I had to solve the following question in an exam:
Prove that there is not a holomorphic function on a bounded domain $\Omega$, $f:\Omega \to \mathbb{C}$ such that $\lim_{z \to w} f(z)= \infty$ for every $w \in Fr(\Omega)$ where Fr denotes the boundary of $\Omega$.
The exam suggested that one should proof that in this situation $f$ could not have zeros in the domain. I did the exercise in this case, but how can I proof that $f$ has no zeros in $\Omega$?

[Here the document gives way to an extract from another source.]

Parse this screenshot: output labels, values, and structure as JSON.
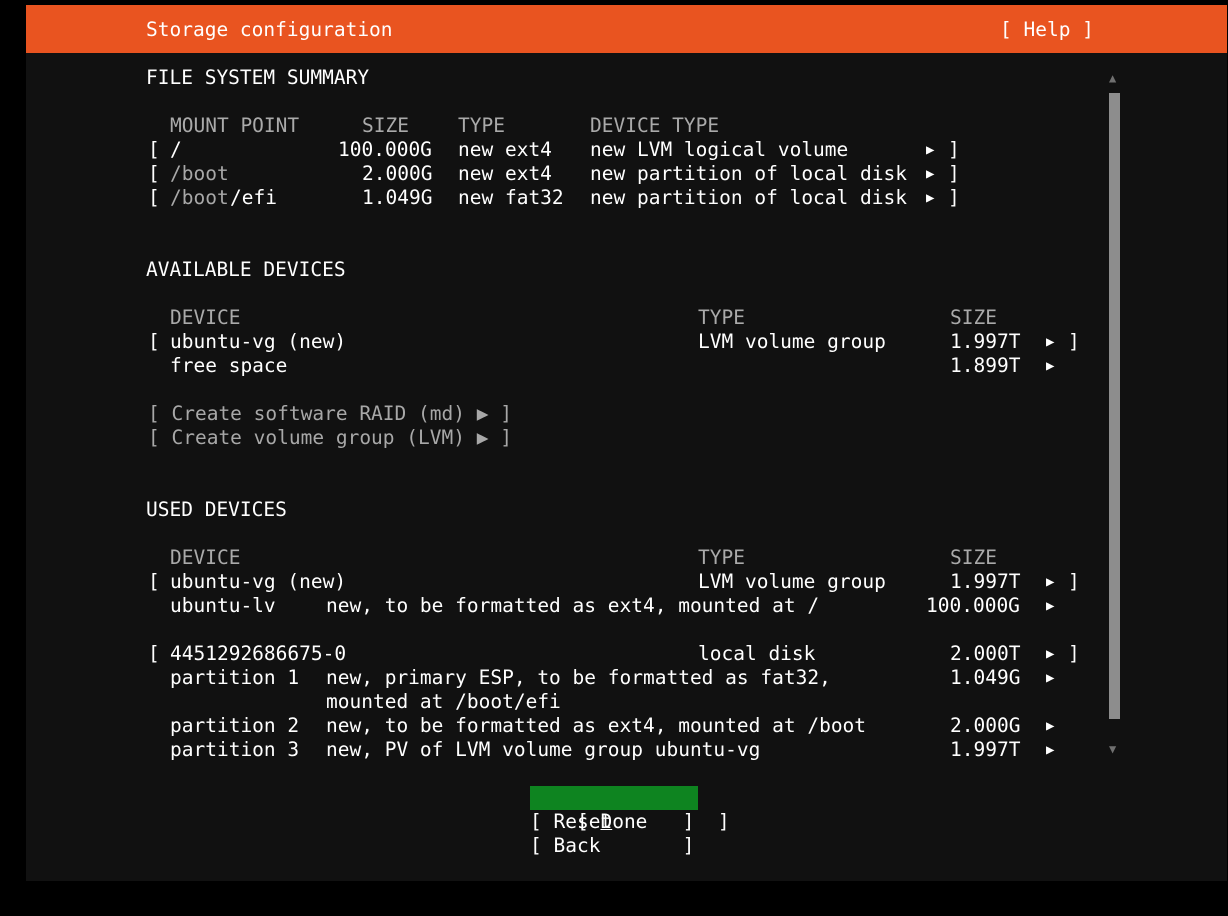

The function $f$ has only finitely many zeros in $\Omega$. Indeed, if $f$ would have infinitely many zeros, then there would be a converging sequence $(z_n)_n$ of zeros by boundedness of $\Omega$. The sequence $(z_n)$ cannot converge in $\Omega$ since $f$ is not identically zero. But then $z=\lim z_n\in\mathrm{Fr}(\Omega)$ and $0=f(z_n)\rightarrow 0$, contradicting the assumption. This proves that $f$ only has finitely many zeros $a_1,\ldots,a_n$, enumerated with multiplicities. Then $f$ divided by the product $\prod(z-a_i)$ is a holomorphic function on $\Omega$ having the same property as $f$ but without zeros in $\Omega$.